Hundreds of U.S. businesses have exited the Russian market since the start of the full-scale invasion, but hundreds more continue to operate in, and maintain relationships with, the Russian state and its owned and affiliated businesses. Companies that remain in the Russian market are not only paying taxes to the Russian state, they are also exposed to legal and regulatory liability, operational disruptions, such as the seizure of assets by the Russian state, and reputational harm associated with doing business in or with a state involved in the commission of war crimes.
It is well past time for the Biden Administration to do what it has done in other markets where the risks to people and businesses are heightened – issue context-specific business advisories to help companies identify and mitigate material risks related to human rights and conflict. When faced with states engaged in the commission of war crimes and crimes against humanity, the United States issued advisories for Myanmar, Xinjiang Region, China, Hong Kong, Sudan, and Cambodia. Since the Russian invasion of Ukraine, they have released an updated advisory on Sudan and a “unique” business risk advisory focused on the gold sector across sub-Saharan Africa. The ongoing invasion and occupation of democratic Ukraine by Russia and the severe risks to Ukrainian civilians and American companies merit a comparable response.

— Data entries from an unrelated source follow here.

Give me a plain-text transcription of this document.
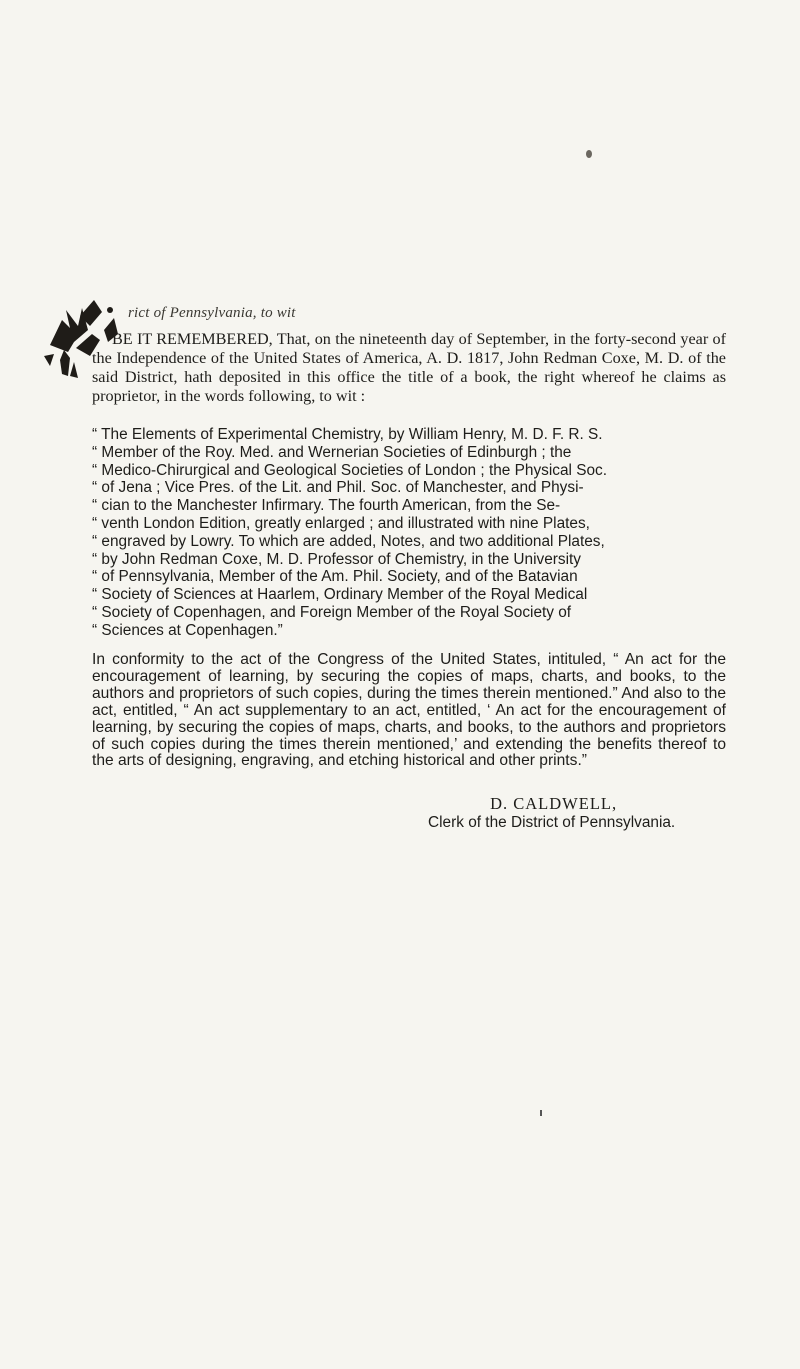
rict of Pennsylvania, to wit
BE IT REMEMBERED, That, on the nineteenth day of September, in the forty-second year of the Independence of the United States of America, A. D. 1817, John Redman Coxe, M. D. of the said District, hath deposited in this office the title of a book, the right whereof he claims as proprietor, in the words following, to wit :
“ The Elements of Experimental Chemistry, by William Henry, M. D. F. R. S.
“ Member of the Roy. Med. and Wernerian Societies of Edinburgh ; the
“ Medico-Chirurgical and Geological Societies of London ; the Physical Soc.
“ of Jena ; Vice Pres. of the Lit. and Phil. Soc. of Manchester, and Physi-
“ cian to the Manchester Infirmary. The fourth American, from the Se-
“ venth London Edition, greatly enlarged ; and illustrated with nine Plates,
“ engraved by Lowry. To which are added, Notes, and two additional Plates,
“ by John Redman Coxe, M. D. Professor of Chemistry, in the University
“ of Pennsylvania, Member of the Am. Phil. Society, and of the Batavian
“ Society of Sciences at Haarlem, Ordinary Member of the Royal Medical
“ Society of Copenhagen, and Foreign Member of the Royal Society of
“ Sciences at Copenhagen.”
In conformity to the act of the Congress of the United States, intituled, “ An act for the encouragement of learning, by securing the copies of maps, charts, and books, to the authors and proprietors of such copies, during the times therein mentioned.” And also to the act, entitled, “ An act supplementary to an act, entitled, ‘ An act for the encouragement of learning, by securing the copies of maps, charts, and books, to the authors and proprietors of such copies during the times therein mentioned,’ and extending the benefits thereof to the arts of designing, engraving, and etching historical and other prints.”
D. CALDWELL,
Clerk of the District of Pennsylvania.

Americans have joined in common cause with the Ukrainian people in their struggle to protect themselves, their freedom, and their sovereignty from Russian aggression. Ukrainians have not asked for Americans to fight the war for them. They have asked for the means to defend themselves and “to make sure that the Russians do not receive a single penny that they use to destroy people in Ukraine, the destruction of [their] country, the destruction of Europe.” Now is the time for U.S. companies to join the fight for Ukrainian democracy, not shares of the Russian market.